Midway’s box-office success at US cinemas in 2019 seemed remarkably out-of-step with expectations; who exactly was anticipating a star-studded enactment of the events following Pearl Harbor and American entrance to World War 2? But as SNL pointed out, our fathers seem to be preparing WWII as a specialist subject for some time now, and in the era of fake news where good is bad and wrong is right, it’s understandable that audiences of all ages might enjoy a time-travelling trip back to an era of lantern-jawed heroes, explosive action and wild, colourful dioramas that made Roland Emmerich’s film look like it was sponsored by Viewmaster.
It’s not that previous entries like 1970’s Tora Tora Tora or even 1976’s Midway lacked spectacle; they both have their moments, although there’s a lot of chat and a lot of men pushing models around desk-top maps. Midway takes a lead from Michael Bay’s narratively bloated Pearl Harbor by focusing on a size and scale of the action, but narrows things down effectively by focusing on one specific manoeuvre; the ability of US planes to dive bomb vertically downwards onto Japanese battleships, depositing a deadly, explosive payload directly on deck. Emmerich has had genuine success integrating effects smoothly into his big-screen spectacles, and he really pulls off this move on several occasions, creating a sense of wonder and tension that previous versions lack. Ed Skrein does his best in the Steve McQueen flyboy role, and the final credits do a nice job in identifying the various top-brass personnel that Patrick Wilson, Woody Harrelson, Luke Evans, Dennis Quaid and others play. In fact, Midway has some appeal as a repeat watch, because discovering the identities of these substantial role adds some kind of verisimilitude to a film that tries to balance history with Boys Own heroics.

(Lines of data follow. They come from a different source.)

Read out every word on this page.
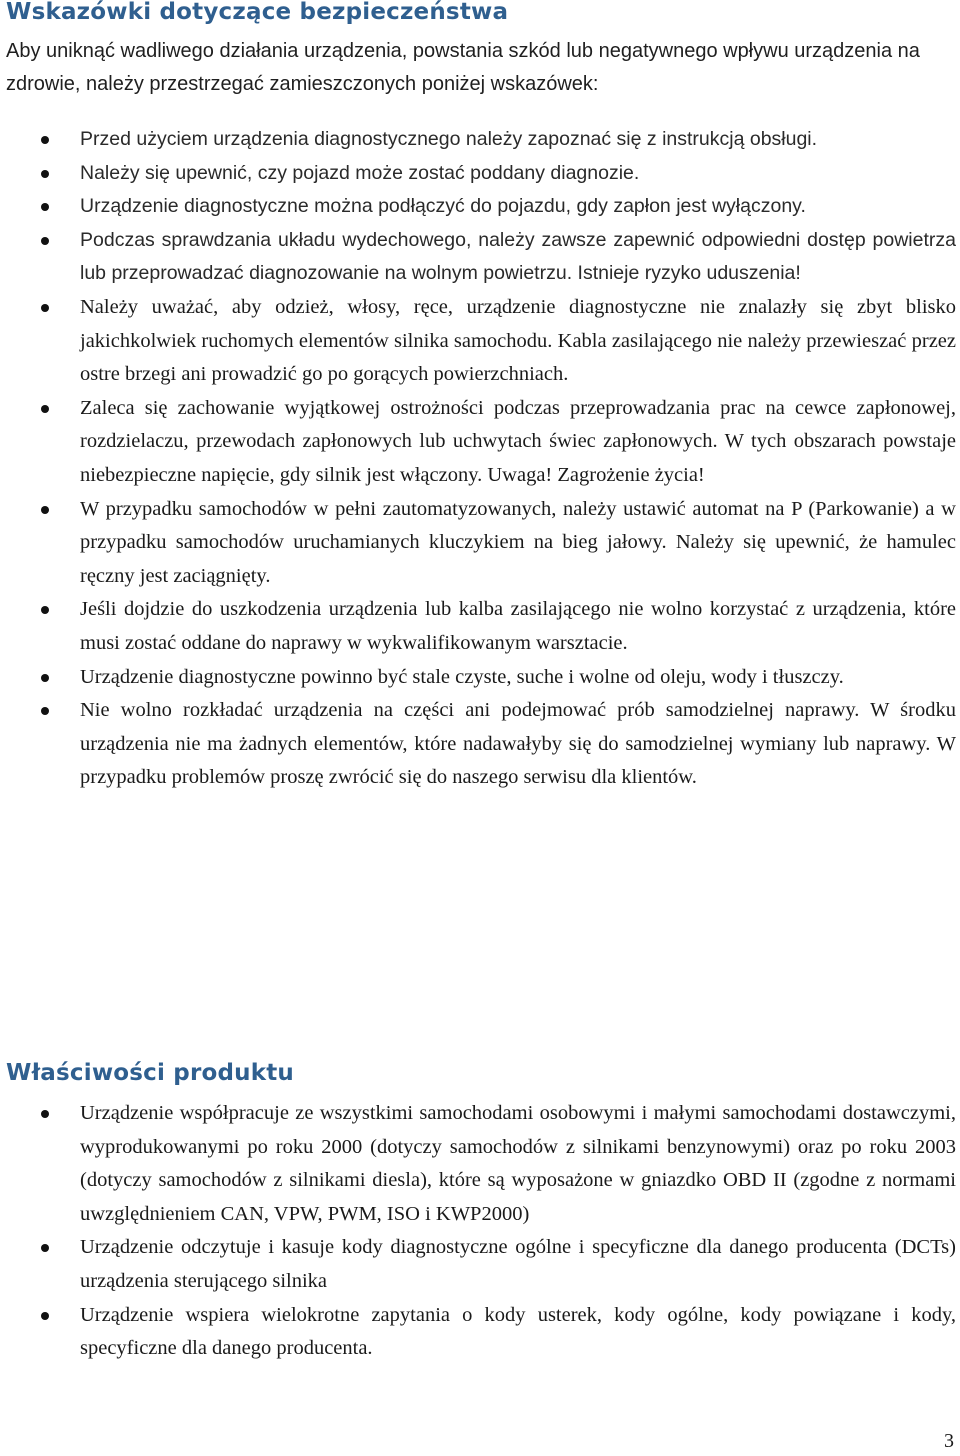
Wskazówki dotyczące bezpieczeństwa

Aby uniknąć wadliwego działania urządzenia, powstania szkód lub negatywnego wpływu urządzenia na zdrowie, należy przestrzegać zamieszczonych poniżej wskazówek:

Przed użyciem urządzenia diagnostycznego należy zapoznać się z instrukcją obsługi.
Należy się upewnić, czy pojazd może zostać poddany diagnozie.
Urządzenie diagnostyczne można podłączyć do pojazdu, gdy zapłon jest wyłączony.
Podczas sprawdzania układu wydechowego, należy zawsze zapewnić odpowiedni dostęp powietrza lub przeprowadzać diagnozowanie na wolnym powietrzu. Istnieje ryzyko uduszenia!
Należy uważać, aby odzież, włosy, ręce, urządzenie diagnostyczne nie znalazły się zbyt blisko jakichkolwiek ruchomych elementów silnika samochodu. Kabla zasilającego nie należy przewieszać przez ostre brzegi ani prowadzić go po gorących powierzchniach.
Zaleca się zachowanie wyjątkowej ostrożności podczas przeprowadzania prac na cewce zapłonowej, rozdzielaczu, przewodach zapłonowych lub uchwytach świec zapłonowych. W tych obszarach powstaje niebezpieczne napięcie, gdy silnik jest włączony. Uwaga! Zagrożenie życia!
W przypadku samochodów w pełni zautomatyzowanych, należy ustawić automat na P (Parkowanie) a w przypadku samochodów uruchamianych kluczykiem na bieg jałowy. Należy się upewnić, że hamulec ręczny jest zaciągnięty.
Jeśli dojdzie do uszkodzenia urządzenia lub kalba zasilającego nie wolno korzystać z urządzenia, które musi zostać oddane do naprawy w wykwalifikowanym warsztacie.
Urządzenie diagnostyczne powinno być stale czyste, suche i wolne od oleju, wody i tłuszczy.
Nie wolno rozkładać urządzenia na części ani podejmować prób samodzielnej naprawy. W środku urządzenia nie ma żadnych elementów, które nadawałyby się do samodzielnej wymiany lub naprawy. W przypadku problemów proszę zwrócić się do naszego serwisu dla klientów.
Właściwości produktu
Urządzenie współpracuje ze wszystkimi samochodami osobowymi i małymi samochodami dostawczymi, wyprodukowanymi po roku 2000 (dotyczy samochodów z silnikami benzynowymi) oraz po roku 2003 (dotyczy samochodów z silnikami diesla), które są wyposażone w gniazdko OBD II (zgodne z normami uwzględnieniem CAN, VPW, PWM, ISO i KWP2000)
Urządzenie odczytuje i kasuje kody diagnostyczne ogólne i specyficzne dla danego producenta (DCTs) urządzenia sterującego silnika
Urządzenie wspiera wielokrotne zapytania o kody usterek, kody ogólne, kody powiązane i kody, specyficzne dla danego producenta.
3
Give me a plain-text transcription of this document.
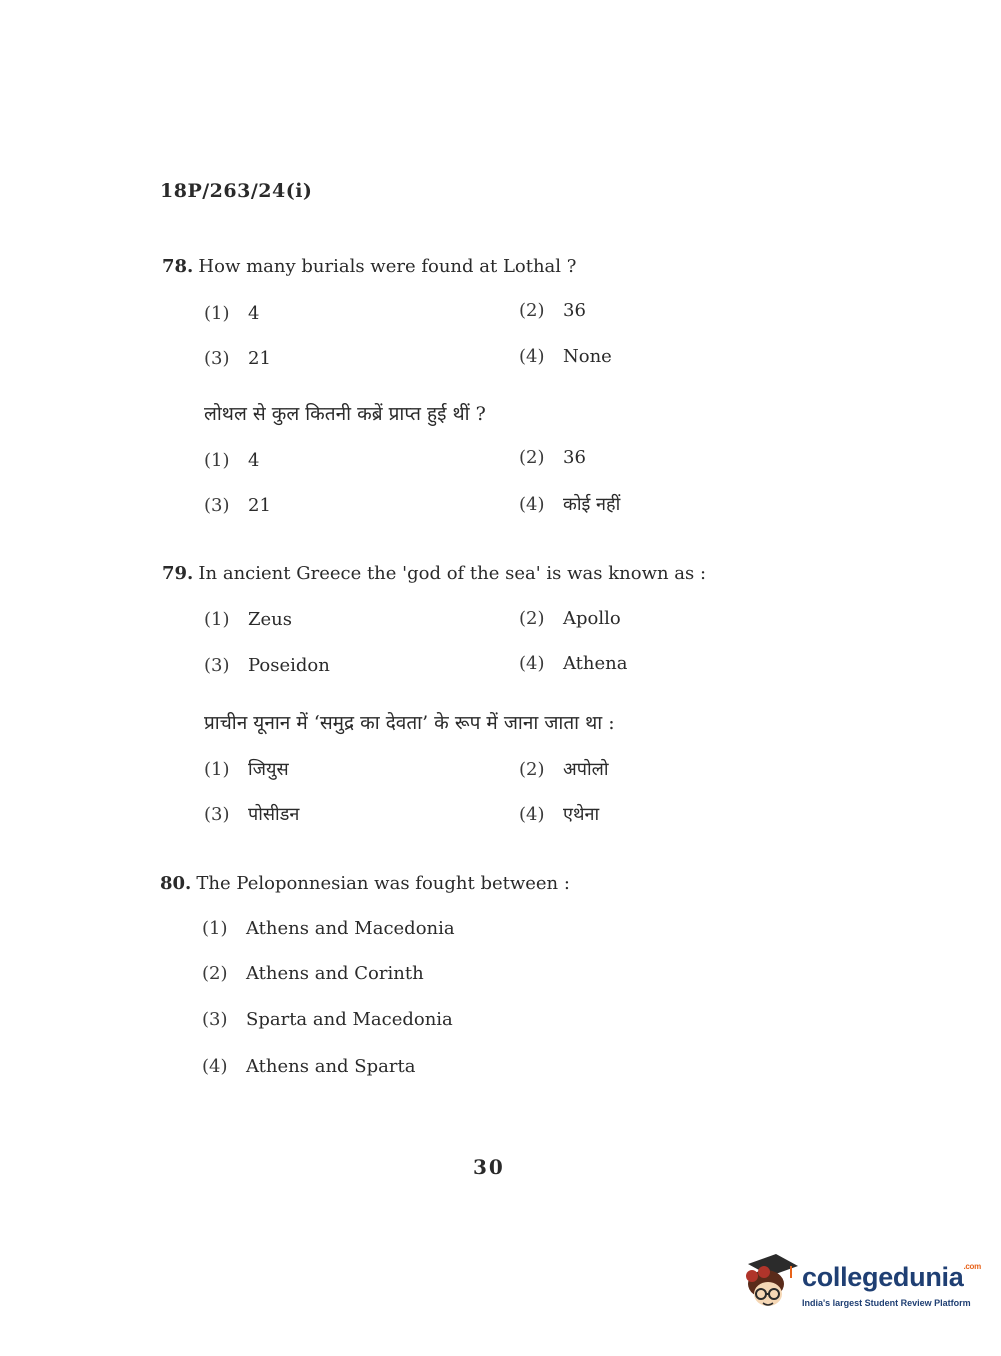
18P/263/24(i)
78. How many burials were found at Lothal ?
(1) 4	(2) 36
(3) 21	(4) None
लोथल से कुल कितनी कब्रें प्राप्त हुई थीं ?
(1) 4	(2) 36
(3) 21	(4) कोई नहीं
79. In ancient Greece the 'god of the sea' is was known as :
(1) Zeus	(2) Apollo
(3) Poseidon	(4) Athena
प्राचीन यूनान में ‘समुद्र का देवता’ के रूप में जाना जाता था :
(1) जियुस	(2) अपोलो
(3) पोसीडन	(4) एथेना
80. The Peloponnesian was fought between :
(1) Athens and Macedonia
(2) Athens and Corinth
(3) Sparta and Macedonia
(4) Athens and Sparta
30
collegedunia$^{.com}$
India's largest Student Review Platform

None of the human dramas are as compelling at the airborne action, which has the super-clear veracity of a high-tech sci-fi movie and is genuinely something to behold. Unlike Pearl Harbor, the pacing is fast, and even if involvement with individuals is not great, the whole spectacle is highly impressive. David Mamet’s suggesting that a blockbuster movie is more like a pageant than a story applies here; Midway feels like a living tableau of deep blue hero action.
One of the most expensive independent movies ever made, Midway made $120+ on a $100 million budget; one of my personal bugbears is Monday morning quarterbacks who analyse such figures and pontificate on whether a film makes its money back or not. Not just because P and A usually double the budget, but because every film has different week one, two and three deals with cinemas in terms of percentage gross. Hit or not, the home-entertainment release of Midway will be top of Fathers Day, Xmas and Dad’s birthday gift lists for some time. War films are a commodity that many feel don’t get made the way they used to; Midway takes the classic war film and does it all in substantially more style and accuracy.
Midway is out now on digital download and on DVD and Blu-Ray from March 9th 2020.